Für die Zisterzienserinnen, die kurz vor 1257 nach Nordshausen kamen, musste bald auch ein Nonnenchor (Gebetsraum) auf einer zunächst bescheidenen Empore errichtet werden; die Erhöhung der bestehenden Kirche ist noch an zugemauerten schlanken Lanzettfenstern sowie an zwei mittelhohen Stützpfeilern nachzuweisen. Im 15. Jahrhundert erweiterte man das Langhaus nach Osten hin – davon zeugen die beiden hohen Stützpfeiler und vor allem die doppelbahnigen gotischen Maßwerkfenster – und zwar nach dem Vorbild französischer Zisterzienserinnenkirchen als schlichten Saalbau mit flachem Chorabschluss. Er wurde mit einem gotischen Kreuzrippengewölbe überfangen, das im Zweiten Weltkrieg keine Einbußen erlitt und als einziges in Kassel original erhalten blieb. Mit dieser Erweiterung war auch eine zweite Erhöhung und zugleich beträchtliche Erweiterung des Nonnenchors verbunden; er ist bis heute erkennbar an den hoch gelegenen Fenstern auf beiden Seiten der Kirche, die mit den damals modernsten spätgotischen Maßwerken versehenen sind. Ein Zugang verband die Empore direkt mit der Klausur der Nonnen, auf der Außenseite (heute aufgrund von Privatbesitz nicht zugänglich) ist er noch gut erhalten. Auch vom Chorraum der Kirche führte eine Tür nach Norden hin zum Nonnenfriedhof, der Teil des Kreuzgangs war, und zur Ökonomie, deren Stallungen und Lagerhallen ein unvollständiges Rechteck um den Innenraum ergab; sie wurde nach der Reformation vom neuen Besitzer Johann von Nordeck mit auffälligen Buntsandsteinblöcken verschlossen, so wie die anderen Öffnungen auf der Nordseite.[3]
Der vermauerte Eingang wurde 2012 im Zuge einer umfassenden Neugestaltung der Nordseite durch den Förderverein Kultur- und Sozialzentrum Klosterkirche Nordshausen e.V. wieder geöffnet. Dieser Bereich eines „meditativen Pfades“ wurde auch ausgestattet mit einer Bronzeskulptur von Gisela Eufe aus Worpswede, einer geflügelten Figur mit dem Titel „Der Bote“, die zur Reflexion einlädt.
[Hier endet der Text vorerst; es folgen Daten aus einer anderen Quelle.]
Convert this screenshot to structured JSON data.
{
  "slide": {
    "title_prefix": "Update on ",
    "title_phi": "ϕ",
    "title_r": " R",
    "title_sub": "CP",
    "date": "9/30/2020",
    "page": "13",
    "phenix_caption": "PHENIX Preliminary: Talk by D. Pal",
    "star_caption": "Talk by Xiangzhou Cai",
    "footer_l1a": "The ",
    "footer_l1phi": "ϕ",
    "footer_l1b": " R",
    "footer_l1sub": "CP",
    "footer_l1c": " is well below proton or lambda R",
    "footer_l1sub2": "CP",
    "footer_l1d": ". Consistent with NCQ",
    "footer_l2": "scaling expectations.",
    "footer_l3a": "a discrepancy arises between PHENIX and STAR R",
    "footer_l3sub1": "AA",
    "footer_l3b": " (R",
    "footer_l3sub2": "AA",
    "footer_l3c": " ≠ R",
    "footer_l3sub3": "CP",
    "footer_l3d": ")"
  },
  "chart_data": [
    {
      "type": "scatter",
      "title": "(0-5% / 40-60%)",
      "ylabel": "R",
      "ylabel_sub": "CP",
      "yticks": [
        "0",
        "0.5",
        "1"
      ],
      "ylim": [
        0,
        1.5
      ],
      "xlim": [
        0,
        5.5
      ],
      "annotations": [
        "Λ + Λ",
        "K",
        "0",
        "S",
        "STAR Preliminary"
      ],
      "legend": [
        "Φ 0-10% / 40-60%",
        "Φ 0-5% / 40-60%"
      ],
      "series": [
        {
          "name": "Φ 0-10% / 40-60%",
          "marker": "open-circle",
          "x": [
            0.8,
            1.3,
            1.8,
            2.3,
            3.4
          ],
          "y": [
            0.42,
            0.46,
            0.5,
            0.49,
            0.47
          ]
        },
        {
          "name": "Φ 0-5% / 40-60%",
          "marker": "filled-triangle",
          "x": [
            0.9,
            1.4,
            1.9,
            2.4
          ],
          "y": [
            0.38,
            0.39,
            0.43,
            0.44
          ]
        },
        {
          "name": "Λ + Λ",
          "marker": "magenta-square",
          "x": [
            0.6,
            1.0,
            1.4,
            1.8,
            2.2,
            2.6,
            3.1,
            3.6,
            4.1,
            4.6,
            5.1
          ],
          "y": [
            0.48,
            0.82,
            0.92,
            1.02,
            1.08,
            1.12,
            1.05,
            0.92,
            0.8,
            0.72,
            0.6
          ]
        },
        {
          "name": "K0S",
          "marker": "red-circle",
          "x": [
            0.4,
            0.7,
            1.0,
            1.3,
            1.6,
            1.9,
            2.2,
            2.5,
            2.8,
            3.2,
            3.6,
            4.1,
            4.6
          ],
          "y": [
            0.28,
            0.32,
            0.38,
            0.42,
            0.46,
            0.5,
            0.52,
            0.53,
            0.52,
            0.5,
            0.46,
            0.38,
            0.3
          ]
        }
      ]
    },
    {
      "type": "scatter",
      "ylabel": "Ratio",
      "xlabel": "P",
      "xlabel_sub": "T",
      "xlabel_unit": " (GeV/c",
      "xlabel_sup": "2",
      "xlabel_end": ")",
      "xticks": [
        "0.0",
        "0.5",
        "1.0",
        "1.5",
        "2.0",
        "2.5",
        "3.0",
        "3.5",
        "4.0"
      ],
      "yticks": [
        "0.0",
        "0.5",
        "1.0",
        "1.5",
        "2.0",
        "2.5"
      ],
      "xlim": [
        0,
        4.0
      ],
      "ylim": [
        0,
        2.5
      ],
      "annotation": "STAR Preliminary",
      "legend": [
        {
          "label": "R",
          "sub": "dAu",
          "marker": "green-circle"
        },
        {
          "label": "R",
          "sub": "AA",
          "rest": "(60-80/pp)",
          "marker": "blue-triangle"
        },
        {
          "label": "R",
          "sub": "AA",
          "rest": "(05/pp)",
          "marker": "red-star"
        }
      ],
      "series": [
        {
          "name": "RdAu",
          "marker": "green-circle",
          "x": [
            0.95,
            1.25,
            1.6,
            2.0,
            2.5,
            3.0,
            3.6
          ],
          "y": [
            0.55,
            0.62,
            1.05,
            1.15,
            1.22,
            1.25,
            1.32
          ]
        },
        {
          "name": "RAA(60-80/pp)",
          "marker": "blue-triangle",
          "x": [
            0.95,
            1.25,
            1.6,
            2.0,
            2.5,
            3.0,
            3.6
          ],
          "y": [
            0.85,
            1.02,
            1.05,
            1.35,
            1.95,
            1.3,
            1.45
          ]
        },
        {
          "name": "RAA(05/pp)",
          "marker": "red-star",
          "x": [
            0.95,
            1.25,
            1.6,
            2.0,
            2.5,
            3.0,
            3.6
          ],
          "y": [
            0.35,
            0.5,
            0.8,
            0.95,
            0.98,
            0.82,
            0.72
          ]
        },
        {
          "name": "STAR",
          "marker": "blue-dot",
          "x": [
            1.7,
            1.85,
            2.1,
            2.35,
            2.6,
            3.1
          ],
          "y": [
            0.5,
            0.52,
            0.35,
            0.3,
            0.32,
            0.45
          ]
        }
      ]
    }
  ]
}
Um 1495 (Inschrift über dem Portal) erhielt der südliche Kircheneingang seine jetzige spätgotische Portal-Form, die bereits auf die Renaissance verweist; 1957 wurde er in den Turm verlegt, um für den Kirchenraum mehr Platz zu schaffen.
Sagen um die Klosterkirche
BearbeitenUm das alte Gotteshaus ranken sich Sagen. Eine handelt von einer Nonne, die als kopfloser Geist an der Kirche nachts ihr Unwesen getrieben haben soll. Andere sind hintergründiger und ausdrucksstärker (vgl. Philipp Hoffmeister: Sagen, 1869). In Pfarrer Hoffmeisters um das Jahr 1858 verfassten Chronik der Klosterkirche wird außerdem (mit leiser Ironie) das Gerücht um einen Geheimgang, der das damalige Kloster mit dem ehemaligen, von Mönchen bewohnten Kloster Weißenstein (Wilhelmshöhe) verbunden haben soll, angeführt – eine bekannte Wanderlegende, die an vielen historischen Orten kolportiert wird. Davon abgesehen war Weißenstein zur Zeit der Nordshäuser Klostergründung bereits zum Frauenkloster umgewidmet.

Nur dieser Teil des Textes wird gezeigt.